Coalitiepartijen blijven achter Verdonk staan
Het ziet er naar uit dat de pardonregeling voor asielzoekers niet verruimd wordt. Minister Verdonk van Vreemdelingenzaken en Integratie gaf woensdagavond geen krimp tijdens een voortgezet overleg in de Tweede Kamer over haar voorstel om 2200 mensen een verblijfsvergunning te geven. Zij krijgt steun van de coalitiepartijen CDA, VVD en D66, een kleine Kamermeerderheid.
De oppositie ving bot toen zij opnieuw unaniem aandrong op een versoepeling, waardoor meer mensen er baat bij zouden hebben. De eenmalige regeling bepaalt dat asielzoekers die al vijf jaar in Nederland zijn en in hun eerste procedure zitten een verblijfsvergunning kunnen krijgen.
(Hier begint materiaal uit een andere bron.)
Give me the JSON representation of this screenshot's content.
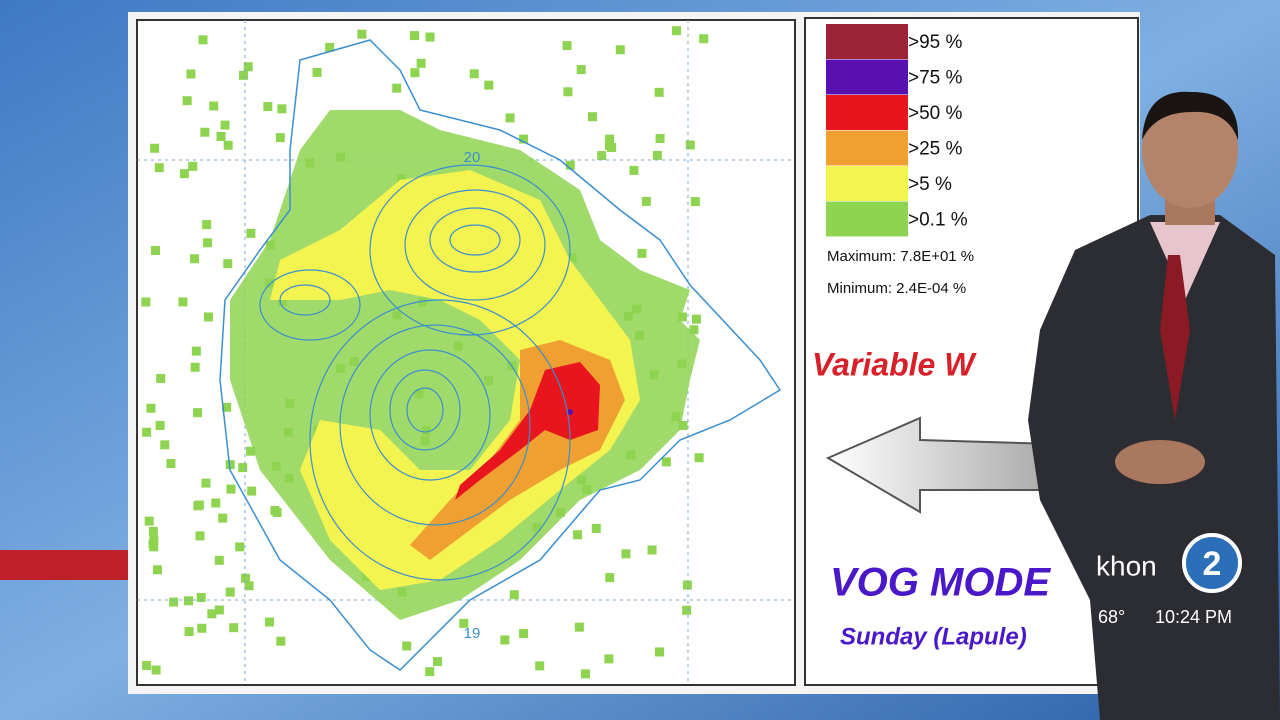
{
  "map": {
    "contour_labels": [
      "20",
      "19"
    ]
  },
  "legend": {
    "items": [
      {
        "label": ">95 %",
        "color": "#9b2335"
      },
      {
        "label": ">75 %",
        "color": "#5a0fb0"
      },
      {
        "label": ">50 %",
        "color": "#e8141e"
      },
      {
        "label": ">25 %",
        "color": "#f0a030"
      },
      {
        "label": ">5 %",
        "color": "#f4f450"
      },
      {
        "label": ">0.1 %",
        "color": "#8fd450"
      }
    ],
    "maximum": "Maximum: 7.8E+01 %",
    "minimum": "Minimum: 2.4E-04 %"
  },
  "wind_label": "Variable W",
  "model_title": "VOG MODE",
  "model_subtitle": "Sunday  (Lapule)",
  "station": {
    "logo": "khon",
    "channel": "2",
    "temperature": "68°",
    "time": "10:24 PM"
  }
}
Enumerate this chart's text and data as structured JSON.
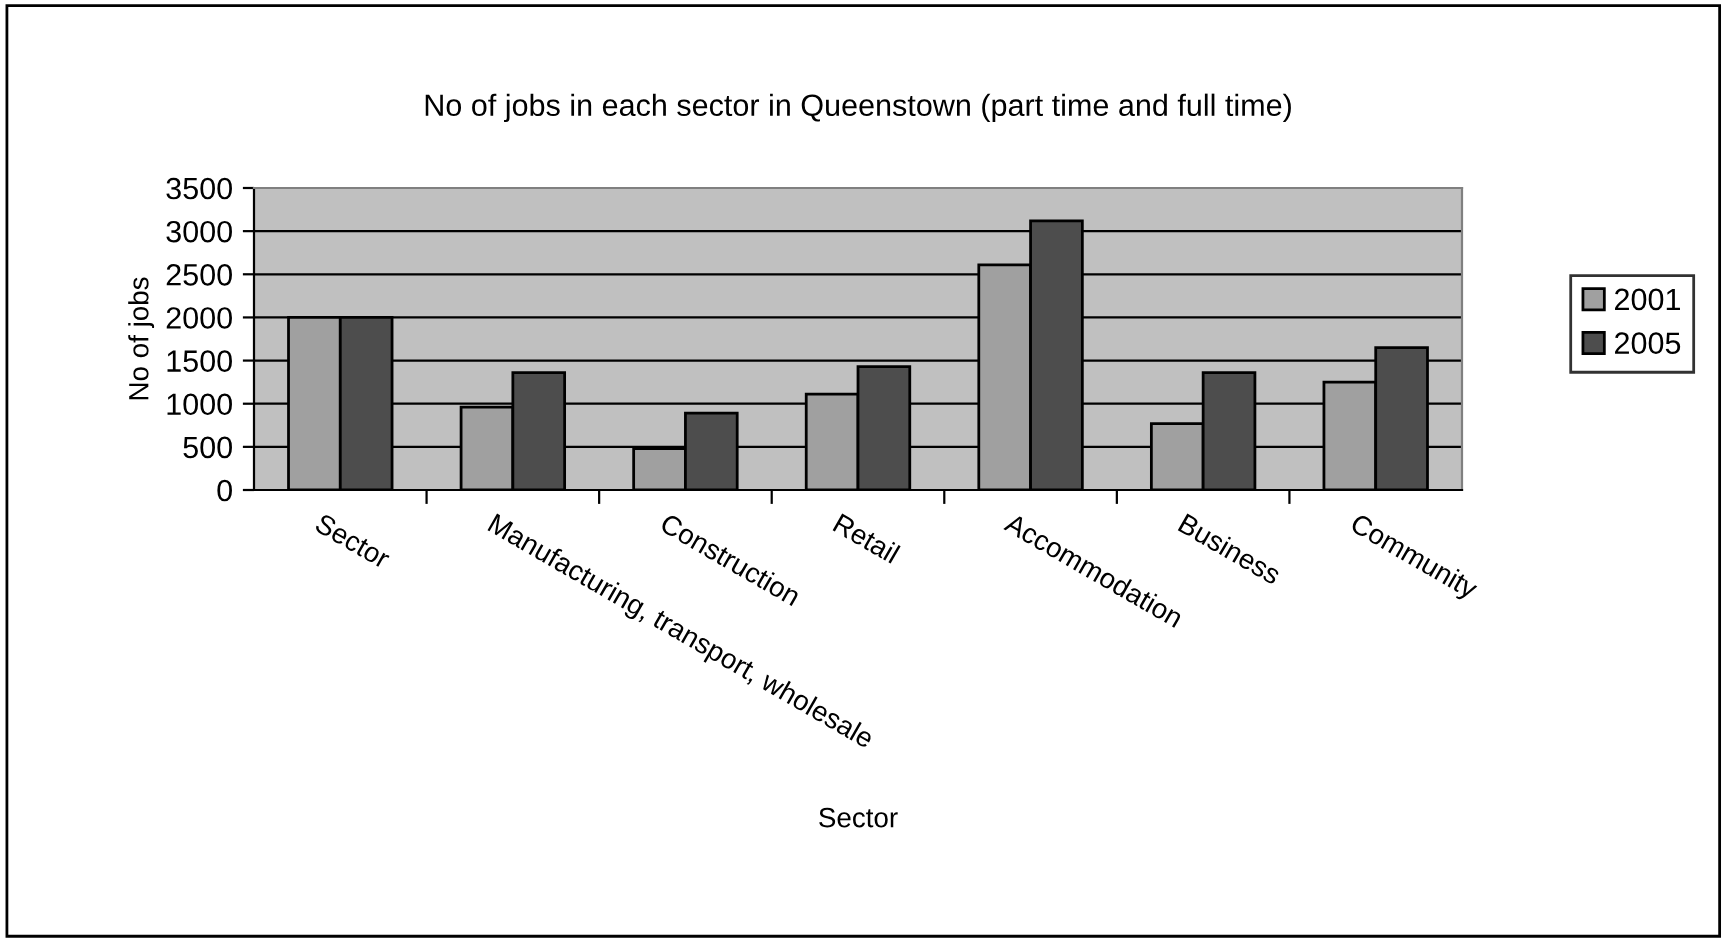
{
  "chart_data": {
    "type": "bar",
    "title": "No of jobs in each sector in Queenstown (part time and full time)",
    "xlabel": "Sector",
    "ylabel": "No of jobs",
    "categories": [
      "Sector",
      "Manufacturing, transport, wholesale",
      "Construction",
      "Retail",
      "Accommodation",
      "Business",
      "Community"
    ],
    "series": [
      {
        "name": "2001",
        "color": "#a0a0a0",
        "values": [
          2000,
          960,
          480,
          1110,
          2610,
          770,
          1250
        ]
      },
      {
        "name": "2005",
        "color": "#4d4d4d",
        "values": [
          2000,
          1360,
          890,
          1430,
          3120,
          1360,
          1650
        ]
      }
    ],
    "ylim": [
      0,
      3500
    ],
    "yticks": [
      0,
      500,
      1000,
      1500,
      2000,
      2500,
      3000,
      3500
    ],
    "grid": "y",
    "legend": "right"
  }
}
De oppositie vindt echter dat ook mensen die in hun tweede of andere vervolgprocedure zitten of al helemaal zijn uitgeprocedeerd, onder de regeling moeten vallen.
Alleen de SGP was daar voorzichtiger in. Kamerlid Van der Staaij vindt ook dat asielzoekers onder de pardonregeling mogen vallen als zij in een vervolgprocedure zitten, mits hun eerste aanvraag langer dan vijf jaar duurde.
Ondanks de irritatie bij PvdA, SP, GroenLinks en ChristenUnie hield Verdonk onverkort vast aan haar regeling maar gaf wel aan dat zij schrijnende gevallen „vanuit haar hart, serieus en zorgvuldig” zal bekijken. Ze weigerde echter hardop te spreken van een „ruimhartig” gebruik, want dat zou in haar ogen kunnen leiden „tot valse hoop en dat is oneerlijk.” CDA, VVD en D66 willen ook dat Verdonk ruim gebruik maakt van deze zogeheten inherente afwijkingsbevoegdheid.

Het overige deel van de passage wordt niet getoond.